Bank of the Ozarks has been called the “only show left in town” in New York City . It’s the “lender of choice for developers doing the largest deals” in Chicago . It has “funneled more money into Nashville’s construction boom than any lender around in recent years.” And it has developed a reputation in Miami as “one of the most aggressive in issuing construction loans to Miami condo developers.”
The Little Rock-based bank has made real estate loans in 41 states. Of the 20 biggest metropolitan areas in the country, it’s financing major commercial real estate projects in all of them, with the exception of Detroit.
Data source: FDIC’s Statistics on Depository Institutions. Chart by author.
An aggressive growth strategy
Bank of the Ozarks’ growth has been fueled by its real estate specialties group , or RESG. Based 300 miles away in Dallas, Texas, and staffed mostly with former commercial real estate professionals as opposed to bankers, RESG originates large and complex commercial real estate loans.
The unit was founded by the bank in 2003, but it wasn’t until after 2012 that RESG supercharged its growth by lending on commercial real estate projects seemingly without regard to geography. This strategy goes against the well-known axiom in banking that commercial real estate lending is best done in one’s own market.
To this end, a study of bank failures between 2008 and 2011 cited out-of-territory lending as a contributing factor. Another study found that loans made out-of-territory experience higher losses in the event of default. The estimated impact is 312 basis points, which is huge in an industry as leveraged as banking.
Despite this, Bank of the Ozarks has loaded up on out-of-market commercial real estate loans since 2012. Of its $12.7 billion in real estate loans as of the second quarter of 2017, 80% finance projects in states beyond its traditional strongholds of Arkansas and neighboring Texas. That compares to only 20% five years ago.
Data source: Bank of the Ozarks. Chart by author.

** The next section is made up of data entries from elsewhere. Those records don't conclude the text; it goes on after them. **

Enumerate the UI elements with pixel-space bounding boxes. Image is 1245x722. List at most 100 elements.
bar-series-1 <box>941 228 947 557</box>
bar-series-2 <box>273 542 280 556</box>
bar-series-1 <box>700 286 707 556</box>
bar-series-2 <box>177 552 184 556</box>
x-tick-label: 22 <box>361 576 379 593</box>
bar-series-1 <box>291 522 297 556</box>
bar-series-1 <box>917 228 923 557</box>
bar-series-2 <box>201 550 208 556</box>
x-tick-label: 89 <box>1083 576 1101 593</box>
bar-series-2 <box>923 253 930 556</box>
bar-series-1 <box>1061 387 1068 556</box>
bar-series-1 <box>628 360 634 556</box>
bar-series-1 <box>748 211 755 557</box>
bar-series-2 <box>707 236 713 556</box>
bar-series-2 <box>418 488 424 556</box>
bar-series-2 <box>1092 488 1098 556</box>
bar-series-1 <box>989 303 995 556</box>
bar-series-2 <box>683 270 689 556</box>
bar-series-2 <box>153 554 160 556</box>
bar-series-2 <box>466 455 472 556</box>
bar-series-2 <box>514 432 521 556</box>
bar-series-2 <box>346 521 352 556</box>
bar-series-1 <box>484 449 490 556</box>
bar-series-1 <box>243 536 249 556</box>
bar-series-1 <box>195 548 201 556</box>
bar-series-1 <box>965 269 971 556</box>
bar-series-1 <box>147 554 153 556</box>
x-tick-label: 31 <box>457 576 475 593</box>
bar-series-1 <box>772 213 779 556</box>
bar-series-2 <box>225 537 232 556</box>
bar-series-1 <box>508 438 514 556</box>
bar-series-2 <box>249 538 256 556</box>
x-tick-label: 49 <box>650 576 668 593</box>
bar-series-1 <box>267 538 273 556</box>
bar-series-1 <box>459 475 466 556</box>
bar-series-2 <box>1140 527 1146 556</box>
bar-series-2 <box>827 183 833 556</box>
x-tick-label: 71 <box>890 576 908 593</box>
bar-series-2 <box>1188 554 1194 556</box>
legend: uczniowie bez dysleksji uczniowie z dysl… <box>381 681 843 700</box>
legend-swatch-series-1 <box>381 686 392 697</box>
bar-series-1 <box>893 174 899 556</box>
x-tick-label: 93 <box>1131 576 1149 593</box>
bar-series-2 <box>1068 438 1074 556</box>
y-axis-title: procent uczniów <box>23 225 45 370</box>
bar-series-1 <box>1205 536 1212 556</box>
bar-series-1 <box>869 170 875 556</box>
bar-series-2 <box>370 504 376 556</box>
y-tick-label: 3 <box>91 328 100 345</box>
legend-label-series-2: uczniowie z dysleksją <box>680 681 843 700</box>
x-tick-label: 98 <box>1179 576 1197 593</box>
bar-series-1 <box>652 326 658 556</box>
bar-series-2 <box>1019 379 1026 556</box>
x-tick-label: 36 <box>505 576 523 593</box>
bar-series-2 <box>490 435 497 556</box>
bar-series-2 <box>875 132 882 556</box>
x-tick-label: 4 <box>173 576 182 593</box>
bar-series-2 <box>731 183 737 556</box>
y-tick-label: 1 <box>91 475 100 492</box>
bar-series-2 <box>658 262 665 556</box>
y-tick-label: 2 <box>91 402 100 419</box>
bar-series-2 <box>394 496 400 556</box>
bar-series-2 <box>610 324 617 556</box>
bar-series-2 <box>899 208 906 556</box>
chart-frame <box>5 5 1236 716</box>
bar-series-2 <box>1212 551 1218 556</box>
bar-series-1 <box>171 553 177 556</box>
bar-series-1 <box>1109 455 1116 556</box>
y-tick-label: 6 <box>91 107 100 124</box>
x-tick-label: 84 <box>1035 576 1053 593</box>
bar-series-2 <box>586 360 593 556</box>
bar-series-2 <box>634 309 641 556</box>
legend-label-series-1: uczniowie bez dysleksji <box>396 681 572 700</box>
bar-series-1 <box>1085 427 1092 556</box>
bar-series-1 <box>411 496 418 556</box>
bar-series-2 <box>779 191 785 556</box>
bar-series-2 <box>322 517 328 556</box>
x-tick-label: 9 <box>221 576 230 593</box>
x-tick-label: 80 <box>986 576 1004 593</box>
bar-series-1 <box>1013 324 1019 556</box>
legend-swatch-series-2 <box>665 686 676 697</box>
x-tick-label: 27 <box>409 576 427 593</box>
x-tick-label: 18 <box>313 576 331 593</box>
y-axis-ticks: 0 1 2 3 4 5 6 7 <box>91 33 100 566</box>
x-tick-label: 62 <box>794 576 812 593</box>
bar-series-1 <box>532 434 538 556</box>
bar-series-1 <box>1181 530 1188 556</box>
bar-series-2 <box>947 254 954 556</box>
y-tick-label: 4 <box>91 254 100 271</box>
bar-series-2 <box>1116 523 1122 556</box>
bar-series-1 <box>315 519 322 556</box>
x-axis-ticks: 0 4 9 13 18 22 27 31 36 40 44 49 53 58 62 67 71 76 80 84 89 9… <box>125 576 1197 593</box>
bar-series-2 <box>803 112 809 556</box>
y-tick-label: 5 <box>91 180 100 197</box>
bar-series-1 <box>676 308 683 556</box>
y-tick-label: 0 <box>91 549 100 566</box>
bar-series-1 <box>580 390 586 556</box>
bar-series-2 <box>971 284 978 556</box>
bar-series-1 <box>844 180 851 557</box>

Bank of the Ozarks’ biggest geographic exposure is to New York, where it finances large commercial real estate projects in and around Manhattan. Its total exposure to the Empire State is $2.7 billion according to its latest 10-Q. The runner-up is Florida at $2.2 billion, followed by Texas and Georgia. Arkansas doesn’t show up until fifth place, at $1.2 billion.
Bank of the Ozarks responds to concerns about this by pointing to what it considers to be its conservatively capitalized loans. Even if they were to go into default, the bank argues that it wouldn’t suffer steep losses, which would be absorbed instead by holders of equity and mezzanine debt on the projects.
Little Rock, Arkansas: The headquarters of Bank of the Ozarks. Image source: Getty Images.
Here’s the bank’s chairman and CEO, George Gleason, speaking at a recent industry conference:
Our average loan to cost in our Real Estate Specialties Group is 49%, our average loan to a price value is 42%, and we are in almost every case the sole senior secured lender in the transaction.
So we’re the only person with a mortgage on the asset more 42% loan to value. So when you have that level of conservatism, and you’re dealing with that quality of product, and that quality of sponsor you just don’t have a lot of problems, and that lets us stay active all the time, every day, every product type in every market in the country.
To be precise, the bank’s argument is less about whether RESG’s loans are at a greater risk of default, and more about whether the bank will suffer losses in the event that they do. Bank of the Ozarks says that it won’t, though, as Warren Buffett has said in the past, “You never know who’s swimming naked until the tide goes out.”